Gotham

It would be too easy to type Batman begins, with this prequel series… but you know. That.

What’s The Show? Gotham

What’s It All About, JG? Bat-boy. Basically this is Batman Before Batman. That means we get to spend a lot (and I mean a lot) of time with the freaks and weirdos of Gotham city who will go on to become Batman’s most feared adversaries – the Joker, the Penguin, Two-Face, Scarecrow and many more are all present and correct. Plus we get R’as Al Ghul, played with appropriately sleazy charm by Star Trek: Deep Space Nine‘s Alexander Siddig, The League Of Assassins, and (for the first few seasons anyway) an original construct in the shape of Fish Mooney, also known as Jada Pinkett Smith. She’s a gift to the show – ridiculously camp, yet never quite screamingly over the top, and blessed with the ability to deliver utterly preposterous dialogue in the most disarmingly mannered and ostentatious fashion possible. She is glorious. On the good guys’ side, we have Bruce Wayne himself, a mere slip of a lad, Jim Gordon working his way up through the ranks of a corrupt Gotham PD, and Alfred, played with over-emphasised Englishness by Sean Pertwee. All these forces collide together to produce some that is both beholden to various different version of Batman (most obviously, Year One), yet never quite like any other version either.

Why Did You Give It A Go? Gotham promised to offer a rather different take on familiar – some might say over-familiar – Batman material. Divorced from the self-important grittiness of the Nolan films, less graphic-novel-defined than the Burton movies, and less flouncingly over-the-top than either the West or Schumacher efforts, I was hopeful that this show might be able to carve out a unique and different perspective for a live-action Batman-inspired outing.

Is It Any Good? That’s a weirdly complex question in this case. Technically? No, probably not.
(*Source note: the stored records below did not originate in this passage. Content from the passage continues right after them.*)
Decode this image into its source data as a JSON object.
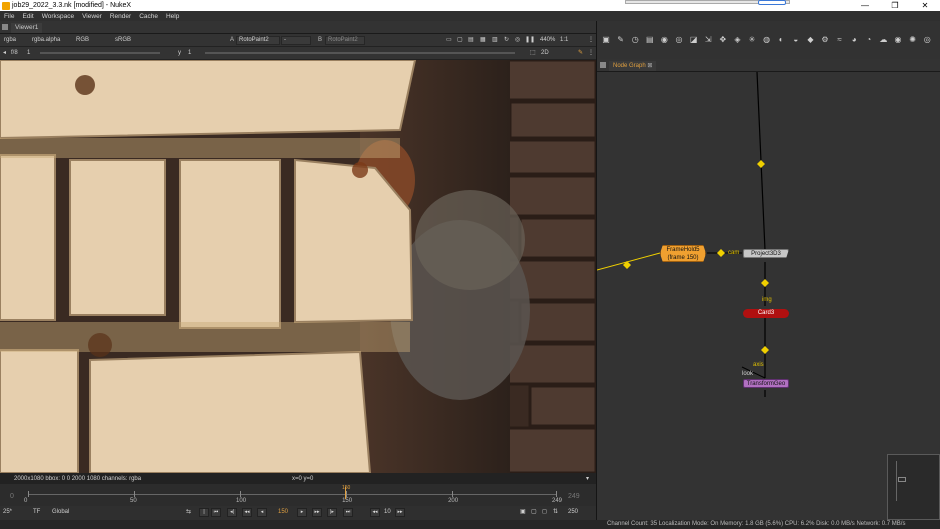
{
  "window": {
    "title": "job29_2022_3.3.nk [modified] - NukeX",
    "controls": {
      "minimize": "—",
      "maximize": "❐",
      "close": "✕"
    }
  },
  "menu": [
    "File",
    "Edit",
    "Workspace",
    "Viewer",
    "Render",
    "Cache",
    "Help"
  ],
  "viewer": {
    "tab_label": "Viewer1",
    "channels": "rgba",
    "alpha": "rgba.alpha",
    "colorspace": "RGB",
    "lut": "sRGB",
    "input_a_letter": "A",
    "input_a": "RotoPaint2",
    "composite": "-",
    "input_b_letter": "B",
    "input_b": "RotoPaint2",
    "zoom": "440%",
    "proxy": "1:1",
    "fstop": "f/8",
    "frame_step": "1",
    "y_label": "y",
    "y_value": "1",
    "view_mode": "2D",
    "info_format": "2000x1080  bbox: 0 0 2000 1080  channels: rgba",
    "info_coords": "x=0 y=0"
  },
  "timeline": {
    "start": "0",
    "end": "249",
    "ticks": [
      "0",
      "50",
      "100",
      "150",
      "200",
      "249"
    ],
    "current_frame": "150",
    "fps": "25*",
    "tf": "TF",
    "scope": "Global",
    "frame_field": "150",
    "increment": "10",
    "end_field": "250"
  },
  "toolbar_icons": [
    "image-icon",
    "draw-icon",
    "time-icon",
    "channel-icon",
    "color-icon",
    "filter-icon",
    "keyer-icon",
    "merge-icon",
    "transform-icon",
    "3d-icon",
    "particles-icon",
    "deep-icon",
    "views-icon",
    "metadata-icon",
    "toolsets-icon",
    "other-icon",
    "furnace-icon",
    "ocula-icon",
    "cara-icon",
    "air-icon",
    "smartvector-icon",
    "flare-icon",
    "plugin-icon"
  ],
  "node_graph": {
    "tab_label": "Node Graph",
    "nodes": {
      "framehold": "FrameHold5\n(frame 150)",
      "framehold_line1": "FrameHold5",
      "framehold_line2": "(frame 150)",
      "project3d": "Project3D3",
      "card": "Card3",
      "transformgeo": "TransformGeo"
    },
    "ports": {
      "cam": "cam",
      "img": "img",
      "axis": "axis",
      "look": "look"
    },
    "colors": {
      "framehold": "#f0a030",
      "project3d": "#c8c8c8",
      "card": "#b01010",
      "transformgeo": "#b070c0",
      "link": "#f0d000"
    }
  },
  "status": "Channel Count: 35  Localization Mode: On  Memory: 1.8 GB (5.6%)  CPU: 6.2%  Disk: 0.0 MB/s  Network: 0.7 MB/s"
}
But that idea that it might carve out a unique perspective? Boy does it ever. The first season or two try a bit too hard to lean in to the gritty side of things – Jim Gordon is morally compromised from the first episode out – which never quite manages to take, since this isn’t a show where “grittiness” is an especially redeeming feature. And the Falcone family never really become an interesting threat, played instead at the level of cut-price Italian-American gangsters you can see just about anywhere. But the roots of what make Gotham interesting are there, and they are embodied in the utterly insane creation that is Fish Mooney. I just cannot express how key she is to finding what makes Gotham work, because her blend of camp, intensity and genuine threat is what makes the series sing in its latter seasons when it really learns to lean into its grotesquery. Apparently she was unpopular with fans and thus made her exit, but if that’s true then it’s a terrible shame. It did take the character a little time for the production team to work out what to do with her, but once they did she’s outright fabulous. Elsewhere, considerable praise needs to be given to Robin Lord Taylor as the Penguin – arguably my favourite live-action version of the Penguin, even over Danny DiVito – and Cory Michael Smith’s turn as the Riddler is sublimely good. And, of course, all the praise to Cameron Monaghan as sort-of the Joker – neither Nicholson nor Ledger, he is his own version and quite, quite brilliant. Some characters take time to land, but that’s the blessing of a TV show – they have time to be able to find their feet. So Barbara Kean, for example, starts off fairly unremarkable before developing into something much more interesting, and there’s a pleasing emphasis on gender balance throughout the show. There’s a few flaws, character-wise, here and there – as Bruce, David Mazouz isn’t given a lot to work with beyond “brooding teen”, Sean Pertwee (great though he is) is sadly rather under-utilised, and Morena Baccarin fails to break her streak of being a punishingly unremarkable presence in anything she appears in. But for the most part, it’s the characters, rather than the Byzantine plotting, that make the show work – “good” might not be quite the right adjective, but “unusual” certainly is. There’s no show on television quite like Gotham.

How Many Episodes Did You Watch? All of them, and I’ll see it out to its finale (which is next season). Sucker for punishment, me.

Would You Recommend It? Depends on the audience. For Batman purists? Never in a million years. But if you go in with an open mind, skim the first season, and then get stuck in? Sure. There’s a lot of pleasure to be had here, but putting fanboy purity aside is the cost of admission. I haven’t even mentioned BD Wong’s near-indescribable turn as Hugo Strange, or Donal Logue as the appealing schlubby Bullock, Gordon’s number two, both excellently realised but unlikely to key you in if you’re expecting some Frank Miller dark epic. If you dislike camp, this show will never be for you. But if you embrace it with the same attitude that the Adam West series is now embraced (basically – just go with it), coupled with the idea of exploring the past in a different kind of way, then this can be a vastly pleasurable show.

Scores On The Doors? I want to say 7.5/10 but that feels just a fraction generous, so let’s go with 7/10. It’s good fun, this!